Les "dividendes de la paix" ont mis le cap sur le Proche-Orient et, à ce jour, cela a été accepté comme une réalité désagréable mais inévitable, alors que, jusqu'à ces dernières semaines, les réductions anticipées des crédits militaires étaient perçues comme une nécessaire transfusion pour réduire le déficit budgétaire, reconstruire des infrastructures publiques au bord de l'effondrement, en particulier le système scolaire. L'opinion n'a pas encore pris la mesure de l'ampleur des coûts qu'implique la nouvelle doctrine de sécurité nationale dominante à Washington en termes de vies humaines, de budgets et d'occasions perdues pour reconstruire les communautés américaines.

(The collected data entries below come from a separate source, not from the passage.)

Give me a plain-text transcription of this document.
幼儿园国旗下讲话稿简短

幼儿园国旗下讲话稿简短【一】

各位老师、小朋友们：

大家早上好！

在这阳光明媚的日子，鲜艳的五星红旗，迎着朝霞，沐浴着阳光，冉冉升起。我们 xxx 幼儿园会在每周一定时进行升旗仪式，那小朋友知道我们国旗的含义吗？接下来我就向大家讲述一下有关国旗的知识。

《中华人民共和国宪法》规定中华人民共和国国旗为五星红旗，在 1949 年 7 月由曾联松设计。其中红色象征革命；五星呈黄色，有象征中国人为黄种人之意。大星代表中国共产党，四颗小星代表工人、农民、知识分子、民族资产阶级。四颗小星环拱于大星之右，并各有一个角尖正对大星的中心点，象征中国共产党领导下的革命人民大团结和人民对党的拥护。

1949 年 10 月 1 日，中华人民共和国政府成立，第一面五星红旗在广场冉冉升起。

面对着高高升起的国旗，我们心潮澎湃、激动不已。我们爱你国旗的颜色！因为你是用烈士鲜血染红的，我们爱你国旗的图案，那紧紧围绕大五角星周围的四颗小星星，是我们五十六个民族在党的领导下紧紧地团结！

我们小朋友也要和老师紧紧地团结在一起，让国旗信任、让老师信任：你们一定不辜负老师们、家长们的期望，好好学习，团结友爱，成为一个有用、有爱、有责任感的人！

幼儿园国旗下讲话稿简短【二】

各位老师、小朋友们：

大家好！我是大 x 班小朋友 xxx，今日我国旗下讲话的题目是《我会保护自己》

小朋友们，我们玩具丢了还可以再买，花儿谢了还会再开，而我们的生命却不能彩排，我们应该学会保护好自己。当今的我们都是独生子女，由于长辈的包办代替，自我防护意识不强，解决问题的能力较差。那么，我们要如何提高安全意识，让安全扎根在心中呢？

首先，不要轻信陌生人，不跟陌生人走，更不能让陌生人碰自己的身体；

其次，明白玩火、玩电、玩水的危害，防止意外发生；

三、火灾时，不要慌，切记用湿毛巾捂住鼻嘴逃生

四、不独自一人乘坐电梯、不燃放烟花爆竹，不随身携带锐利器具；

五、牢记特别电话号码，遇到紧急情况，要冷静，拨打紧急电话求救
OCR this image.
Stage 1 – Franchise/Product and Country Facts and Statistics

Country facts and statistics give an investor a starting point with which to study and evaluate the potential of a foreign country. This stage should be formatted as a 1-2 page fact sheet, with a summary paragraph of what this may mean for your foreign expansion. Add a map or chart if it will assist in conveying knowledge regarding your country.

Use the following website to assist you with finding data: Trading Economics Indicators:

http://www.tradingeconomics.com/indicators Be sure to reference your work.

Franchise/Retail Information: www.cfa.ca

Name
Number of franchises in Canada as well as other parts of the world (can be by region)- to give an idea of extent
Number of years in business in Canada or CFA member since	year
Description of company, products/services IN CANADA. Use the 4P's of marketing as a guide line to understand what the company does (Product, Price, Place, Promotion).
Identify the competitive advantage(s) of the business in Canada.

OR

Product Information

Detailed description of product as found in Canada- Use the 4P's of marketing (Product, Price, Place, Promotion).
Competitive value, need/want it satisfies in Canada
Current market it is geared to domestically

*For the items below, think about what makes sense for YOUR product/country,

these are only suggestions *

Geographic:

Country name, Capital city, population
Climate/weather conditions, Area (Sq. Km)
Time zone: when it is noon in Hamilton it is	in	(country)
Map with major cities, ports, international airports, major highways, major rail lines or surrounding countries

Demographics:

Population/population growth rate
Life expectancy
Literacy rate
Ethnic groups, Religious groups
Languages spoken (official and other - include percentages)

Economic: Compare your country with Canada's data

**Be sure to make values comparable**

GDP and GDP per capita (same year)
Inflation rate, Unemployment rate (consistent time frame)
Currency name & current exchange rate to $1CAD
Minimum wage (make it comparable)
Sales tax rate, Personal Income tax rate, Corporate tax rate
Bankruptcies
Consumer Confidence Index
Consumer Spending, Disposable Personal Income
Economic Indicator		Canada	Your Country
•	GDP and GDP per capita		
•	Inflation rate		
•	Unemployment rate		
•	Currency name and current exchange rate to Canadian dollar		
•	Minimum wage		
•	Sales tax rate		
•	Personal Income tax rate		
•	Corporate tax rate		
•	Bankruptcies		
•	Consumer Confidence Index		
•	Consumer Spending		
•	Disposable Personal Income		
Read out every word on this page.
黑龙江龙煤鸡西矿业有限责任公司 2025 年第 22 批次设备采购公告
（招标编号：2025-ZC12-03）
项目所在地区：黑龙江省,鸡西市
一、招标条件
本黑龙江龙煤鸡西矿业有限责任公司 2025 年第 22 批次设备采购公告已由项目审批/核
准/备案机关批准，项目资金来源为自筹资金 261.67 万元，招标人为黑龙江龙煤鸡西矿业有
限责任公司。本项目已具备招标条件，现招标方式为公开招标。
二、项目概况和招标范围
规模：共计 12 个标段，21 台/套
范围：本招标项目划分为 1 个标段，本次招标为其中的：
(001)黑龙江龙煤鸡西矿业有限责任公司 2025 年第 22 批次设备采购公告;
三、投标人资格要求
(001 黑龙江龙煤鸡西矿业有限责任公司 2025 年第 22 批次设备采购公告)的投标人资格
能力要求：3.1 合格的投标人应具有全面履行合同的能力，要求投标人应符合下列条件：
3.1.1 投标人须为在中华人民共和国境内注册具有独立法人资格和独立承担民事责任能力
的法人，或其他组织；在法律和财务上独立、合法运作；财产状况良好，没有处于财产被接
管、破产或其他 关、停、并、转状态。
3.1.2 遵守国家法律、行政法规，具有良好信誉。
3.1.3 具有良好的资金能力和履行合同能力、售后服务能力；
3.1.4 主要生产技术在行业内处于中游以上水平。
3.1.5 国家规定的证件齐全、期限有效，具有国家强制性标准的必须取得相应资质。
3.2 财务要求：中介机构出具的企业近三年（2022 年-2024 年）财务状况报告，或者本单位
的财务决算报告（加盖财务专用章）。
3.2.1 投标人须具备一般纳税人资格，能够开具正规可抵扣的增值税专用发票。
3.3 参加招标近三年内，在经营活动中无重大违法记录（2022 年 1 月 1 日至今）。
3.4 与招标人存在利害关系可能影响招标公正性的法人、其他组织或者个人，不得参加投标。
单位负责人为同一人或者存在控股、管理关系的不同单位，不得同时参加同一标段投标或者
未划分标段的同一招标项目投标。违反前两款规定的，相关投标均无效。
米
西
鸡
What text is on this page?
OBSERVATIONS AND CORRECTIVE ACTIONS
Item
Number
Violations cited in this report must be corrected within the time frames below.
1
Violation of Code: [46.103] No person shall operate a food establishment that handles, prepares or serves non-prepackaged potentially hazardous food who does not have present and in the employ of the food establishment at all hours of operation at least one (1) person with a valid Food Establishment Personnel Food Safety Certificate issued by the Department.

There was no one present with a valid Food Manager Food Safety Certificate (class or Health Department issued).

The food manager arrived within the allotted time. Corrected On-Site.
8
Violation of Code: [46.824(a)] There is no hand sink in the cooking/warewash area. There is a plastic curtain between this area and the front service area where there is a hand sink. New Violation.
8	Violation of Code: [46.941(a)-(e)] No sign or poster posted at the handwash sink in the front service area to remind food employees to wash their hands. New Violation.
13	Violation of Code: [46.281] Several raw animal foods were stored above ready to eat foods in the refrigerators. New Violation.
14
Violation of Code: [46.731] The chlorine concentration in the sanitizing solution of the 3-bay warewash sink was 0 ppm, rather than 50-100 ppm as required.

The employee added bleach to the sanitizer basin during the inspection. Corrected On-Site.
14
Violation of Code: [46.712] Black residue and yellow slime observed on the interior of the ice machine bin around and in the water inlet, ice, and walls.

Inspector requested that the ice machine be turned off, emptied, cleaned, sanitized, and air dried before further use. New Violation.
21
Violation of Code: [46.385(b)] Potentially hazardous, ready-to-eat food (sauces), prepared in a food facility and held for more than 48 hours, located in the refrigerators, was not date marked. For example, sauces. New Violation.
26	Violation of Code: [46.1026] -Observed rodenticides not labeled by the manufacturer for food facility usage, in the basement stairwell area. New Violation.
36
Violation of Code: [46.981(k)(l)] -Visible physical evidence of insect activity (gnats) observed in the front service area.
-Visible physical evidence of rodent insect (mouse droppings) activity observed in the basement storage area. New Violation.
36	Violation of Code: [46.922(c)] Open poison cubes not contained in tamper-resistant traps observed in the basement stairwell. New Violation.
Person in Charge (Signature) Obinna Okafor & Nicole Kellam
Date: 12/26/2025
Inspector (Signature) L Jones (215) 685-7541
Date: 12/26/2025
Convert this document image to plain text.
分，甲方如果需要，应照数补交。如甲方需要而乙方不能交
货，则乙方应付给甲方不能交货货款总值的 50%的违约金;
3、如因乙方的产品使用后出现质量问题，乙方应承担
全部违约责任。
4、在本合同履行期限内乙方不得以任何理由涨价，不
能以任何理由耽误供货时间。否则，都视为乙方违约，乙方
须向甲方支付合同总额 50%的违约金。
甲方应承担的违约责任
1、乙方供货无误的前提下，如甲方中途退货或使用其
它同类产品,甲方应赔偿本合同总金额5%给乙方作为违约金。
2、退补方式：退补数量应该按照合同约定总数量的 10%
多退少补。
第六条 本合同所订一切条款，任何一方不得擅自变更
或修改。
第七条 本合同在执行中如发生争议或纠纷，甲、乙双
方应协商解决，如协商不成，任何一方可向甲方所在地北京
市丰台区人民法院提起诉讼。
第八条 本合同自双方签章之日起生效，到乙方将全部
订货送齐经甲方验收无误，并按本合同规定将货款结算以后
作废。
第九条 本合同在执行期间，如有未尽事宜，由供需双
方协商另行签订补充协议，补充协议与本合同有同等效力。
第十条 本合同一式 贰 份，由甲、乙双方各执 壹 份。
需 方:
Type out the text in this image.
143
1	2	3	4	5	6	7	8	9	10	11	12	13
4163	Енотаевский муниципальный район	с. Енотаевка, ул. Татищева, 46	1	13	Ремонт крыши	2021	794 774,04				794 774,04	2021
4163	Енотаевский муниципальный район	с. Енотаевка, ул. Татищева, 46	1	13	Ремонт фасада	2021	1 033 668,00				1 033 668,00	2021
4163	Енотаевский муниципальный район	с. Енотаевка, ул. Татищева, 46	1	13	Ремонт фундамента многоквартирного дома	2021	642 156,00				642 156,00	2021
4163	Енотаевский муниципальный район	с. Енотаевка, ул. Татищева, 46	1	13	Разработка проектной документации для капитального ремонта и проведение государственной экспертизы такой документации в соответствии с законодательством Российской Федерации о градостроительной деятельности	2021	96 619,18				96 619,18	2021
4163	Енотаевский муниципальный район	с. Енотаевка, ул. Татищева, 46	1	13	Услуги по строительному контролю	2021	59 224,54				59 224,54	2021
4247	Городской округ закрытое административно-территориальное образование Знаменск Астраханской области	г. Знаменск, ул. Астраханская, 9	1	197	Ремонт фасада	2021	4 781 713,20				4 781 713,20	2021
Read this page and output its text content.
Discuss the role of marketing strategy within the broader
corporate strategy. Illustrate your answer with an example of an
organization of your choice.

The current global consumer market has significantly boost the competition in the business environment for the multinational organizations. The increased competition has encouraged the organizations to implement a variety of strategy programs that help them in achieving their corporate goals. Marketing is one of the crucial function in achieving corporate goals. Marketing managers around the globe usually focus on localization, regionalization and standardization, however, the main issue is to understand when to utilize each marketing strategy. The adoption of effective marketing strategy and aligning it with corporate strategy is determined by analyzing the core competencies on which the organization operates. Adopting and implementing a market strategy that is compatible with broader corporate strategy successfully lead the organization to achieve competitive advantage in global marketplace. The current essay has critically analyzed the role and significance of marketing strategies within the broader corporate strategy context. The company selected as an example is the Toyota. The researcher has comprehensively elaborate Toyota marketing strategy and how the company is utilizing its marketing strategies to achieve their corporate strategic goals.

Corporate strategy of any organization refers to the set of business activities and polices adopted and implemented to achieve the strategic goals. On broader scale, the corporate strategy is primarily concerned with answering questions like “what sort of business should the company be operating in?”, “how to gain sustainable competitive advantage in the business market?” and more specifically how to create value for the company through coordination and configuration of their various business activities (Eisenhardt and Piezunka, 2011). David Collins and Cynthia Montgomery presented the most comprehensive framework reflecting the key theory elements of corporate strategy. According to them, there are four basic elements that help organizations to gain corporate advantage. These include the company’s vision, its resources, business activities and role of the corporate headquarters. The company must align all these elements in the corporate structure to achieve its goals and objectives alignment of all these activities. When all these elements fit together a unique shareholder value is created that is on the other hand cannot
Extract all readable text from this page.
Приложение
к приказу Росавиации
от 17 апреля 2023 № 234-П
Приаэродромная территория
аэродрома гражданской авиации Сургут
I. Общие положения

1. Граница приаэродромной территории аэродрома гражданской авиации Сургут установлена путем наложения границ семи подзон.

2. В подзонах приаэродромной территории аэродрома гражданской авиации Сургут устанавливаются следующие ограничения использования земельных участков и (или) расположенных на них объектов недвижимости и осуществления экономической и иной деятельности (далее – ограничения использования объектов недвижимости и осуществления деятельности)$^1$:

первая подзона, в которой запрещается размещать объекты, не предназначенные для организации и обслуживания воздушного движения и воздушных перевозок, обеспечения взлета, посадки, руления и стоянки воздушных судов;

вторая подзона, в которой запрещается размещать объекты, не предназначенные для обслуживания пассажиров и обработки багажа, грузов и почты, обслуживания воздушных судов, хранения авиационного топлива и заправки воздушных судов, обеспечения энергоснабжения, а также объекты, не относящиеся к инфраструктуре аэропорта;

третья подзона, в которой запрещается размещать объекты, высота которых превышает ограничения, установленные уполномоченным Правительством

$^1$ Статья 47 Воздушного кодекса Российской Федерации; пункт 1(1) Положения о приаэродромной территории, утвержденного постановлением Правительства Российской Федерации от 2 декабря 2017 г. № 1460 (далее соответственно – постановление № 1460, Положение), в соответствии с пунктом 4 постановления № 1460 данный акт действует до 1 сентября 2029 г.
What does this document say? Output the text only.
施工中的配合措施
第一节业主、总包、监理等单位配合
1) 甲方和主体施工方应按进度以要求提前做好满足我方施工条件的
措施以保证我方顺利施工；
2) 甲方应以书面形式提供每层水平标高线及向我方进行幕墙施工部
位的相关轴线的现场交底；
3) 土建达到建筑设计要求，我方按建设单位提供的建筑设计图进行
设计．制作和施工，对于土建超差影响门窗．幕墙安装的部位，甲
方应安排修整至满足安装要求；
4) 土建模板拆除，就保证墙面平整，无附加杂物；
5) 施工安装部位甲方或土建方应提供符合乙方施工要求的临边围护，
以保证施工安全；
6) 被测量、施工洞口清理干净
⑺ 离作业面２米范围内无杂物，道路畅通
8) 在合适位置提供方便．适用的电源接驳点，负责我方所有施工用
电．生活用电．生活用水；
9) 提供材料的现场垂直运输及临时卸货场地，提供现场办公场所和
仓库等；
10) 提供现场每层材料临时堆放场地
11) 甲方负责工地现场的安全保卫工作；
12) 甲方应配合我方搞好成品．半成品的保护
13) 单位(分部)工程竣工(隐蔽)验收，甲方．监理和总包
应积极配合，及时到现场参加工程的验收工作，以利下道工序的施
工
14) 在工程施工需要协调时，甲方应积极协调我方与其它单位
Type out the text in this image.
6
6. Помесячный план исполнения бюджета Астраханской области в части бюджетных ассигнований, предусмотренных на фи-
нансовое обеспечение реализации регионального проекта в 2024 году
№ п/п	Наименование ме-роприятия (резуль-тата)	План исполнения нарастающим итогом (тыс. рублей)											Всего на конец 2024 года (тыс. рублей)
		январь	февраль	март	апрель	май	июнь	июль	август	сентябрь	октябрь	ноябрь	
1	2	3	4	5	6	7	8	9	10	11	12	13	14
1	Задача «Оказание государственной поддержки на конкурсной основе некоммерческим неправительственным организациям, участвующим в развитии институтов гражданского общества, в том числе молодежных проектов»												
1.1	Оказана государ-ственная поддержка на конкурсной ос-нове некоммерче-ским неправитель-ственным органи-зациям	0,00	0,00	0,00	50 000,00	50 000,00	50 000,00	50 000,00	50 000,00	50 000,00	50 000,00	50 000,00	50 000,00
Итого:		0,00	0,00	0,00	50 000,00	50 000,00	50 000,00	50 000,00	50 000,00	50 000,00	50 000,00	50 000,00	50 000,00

Traditionnellement, les citoyens soutiennent leur président quand les troupes américaines sont amenées à risquer leur vie. Mais, tout aussi traditionnellement, ils ne cautionnent pas les conflits qui ne leur apparaissent pas absolument inévitables. Si le président décide d'anéantir les usines chimiques de M. Saddam Hussein, il brisera l'alliance qu'il a réussi à mettre sur pied. L'Arabie saoudite a interdit l'utilisation de son territoire pour une action offensive contre un "Etat arabe frère" et les alliés européens manquent d'enthousiasme pour une telle action. Une attaque faisant suite à la publication de photos satellites montrant que M. Saddam Hussein est sur le point de lancer des missiles à tête chimique bénéficierait d'un très fort soutien de l'opinion américaine. Mais ce sera là le début et non la fin de la guerre du Proche-Orient. Au fur et à mesure que le temps passera, il est probable que les Américains de tout bord en viendront à partager l'opinion de l'analyste stratégique très conservateur qu'est M. Edward Luttwak : "Il n'est pas sérieux de croire que les Etats-Unis peuvent à la fois s'attaquer à leur grave crise intérieure et exposer au danger des troupes très nombreuses dans une zone de guerre."

RICHARD. J BARNET.

 

(1) Lire Jacques Decornoy, "L'exemplaire faillite des caisses d'épargne américaines", le Monde diplomatique, juillet 1990.